How to Run on the GPUs

Introduction

This webpage discusses how to run programs on taki’s GPU cluster. The HPCF2013 portion of the cluster has the NVIDIA K20, while the HPCF2018 portion uses the NVIDIA V100. For more information, see the description of the GPU cluster.

First Steps

Before proceeding please read Using Your taki Account. There are several version of CUDA available on taki.

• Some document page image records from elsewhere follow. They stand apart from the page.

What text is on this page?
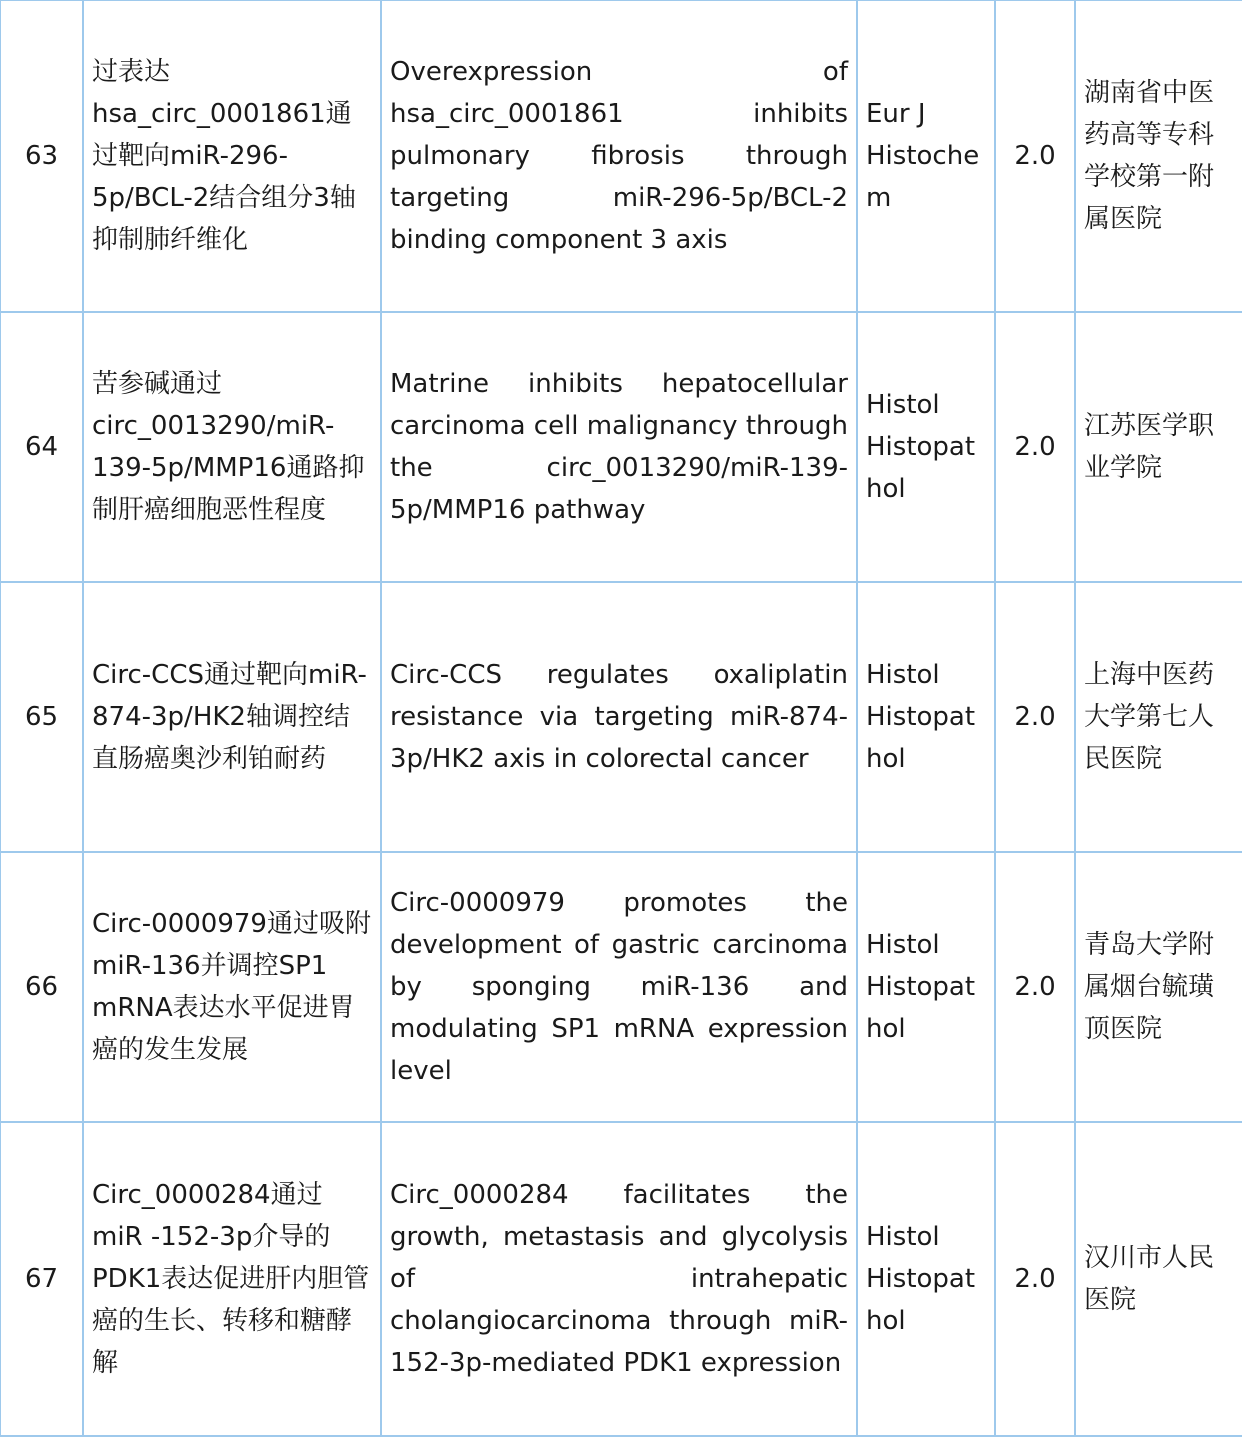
63	过表达hsa_circ_0001861通过靶向miR-296-5p/BCL-2结合组分3轴抑制肺纤维化	Overexpression of hsa_circ_0001861 inhibits pulmonary fibrosis through targeting miR-296-5p/BCL-2 binding component 3 axis	Eur J Histochem	2.0	湖南省中医药高等专科学校第一附属医院
64	苦参碱通过circ_0013290/miR-139-5p/MMP16通路抑制肝癌细胞恶性程度	Matrine inhibits hepatocellular carcinoma cell malignancy through the circ_0013290/miR-139-5p/MMP16 pathway	Histol Histopathol	2.0	江苏医学职业学院
65	Circ-CCS通过靶向miR-874-3p/HK2轴调控结直肠癌奥沙利铂耐药	Circ-CCS regulates oxaliplatin resistance via targeting miR-874-3p/HK2 axis in colorectal cancer	Histol Histopathol	2.0	上海中医药大学第七人民医院
66	Circ-0000979通过吸附miR-136并调控SP1 mRNA表达水平促进胃癌的发生发展	Circ-0000979 promotes the development of gastric carcinoma by sponging miR-136 and modulating SP1 mRNA expression level	Histol Histopathol	2.0	青岛大学附属烟台毓璜顶医院
67	Circ_0000284通过miR -152-3p介导的PDK1表达促进肝内胆管癌的生长、转移和糖酵解	Circ_0000284 facilitates the growth, metastasis and glycolysis of intrahepatic cholangiocarcinoma through miR-152-3p-mediated PDK1 expression	Histol Histopathol	2.0	汉川市人民医院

[barajasc@taki-urs1 ~]$ module avail CUDA
  CUDA/9.0.176
  CUDA/10.0.130
  CUDA/10.1.243

Which version you should be using is entirely up to your research. Some software packages like TensorFlow are statically (cannot be changed) linked to certain versions of CUDA. For example if you wanted to use TensorFlow 2.1 that you installed yourself then you must use CUDA/10.0 as this is what the package maintainers compiled the library against. Attempting to use an older, and sometimes newer, version of CUDA could result in temporary or unexplained failure. Ask your software maintainer what version of CUDA you should be using.

Please NOTE that due to the limitations of a cluster environment any version of CUDA between 9.2 to 10.0 cannot be installed. Anything at least as new as CUDA 10.1 can be used on taki with no problems.

First load the desired CUDA module.

[barajasc@taki-usr2 cuda_tutorial]$ module load CUDA/11.6.1
[barajasc@taki-usr2 cuda_tutorial]$

Now lets start by compiling a hello world CUDA program.

Example – Hello World from GPU

In CUDA programming language, CPU and the system’s memory are referred to as host, and the GPU and its memory are referred to as device. The figure below explains how threads are grouped into blocks, and blocks grouped into grids.

Threads unite into thread blocks — one- two or three-dimensional grids of threads that interact with each other via shared memory and synchpoints. A program (kernel) is executed over a grid of thread blocks. One grid is executed at a time. Each block can also be one-, two-, or three-dimensional in form. This is due to the fact that GPUs were originally used to work on graphical data, which has 3 dimensions: red, green and blue. This now gives much flexibility in launching kernels with different data structure. However, there are still limitations, such as one block can have no more than 1024 threads, regardless of dimension.

Let’s start with a Hello World program using the GPU.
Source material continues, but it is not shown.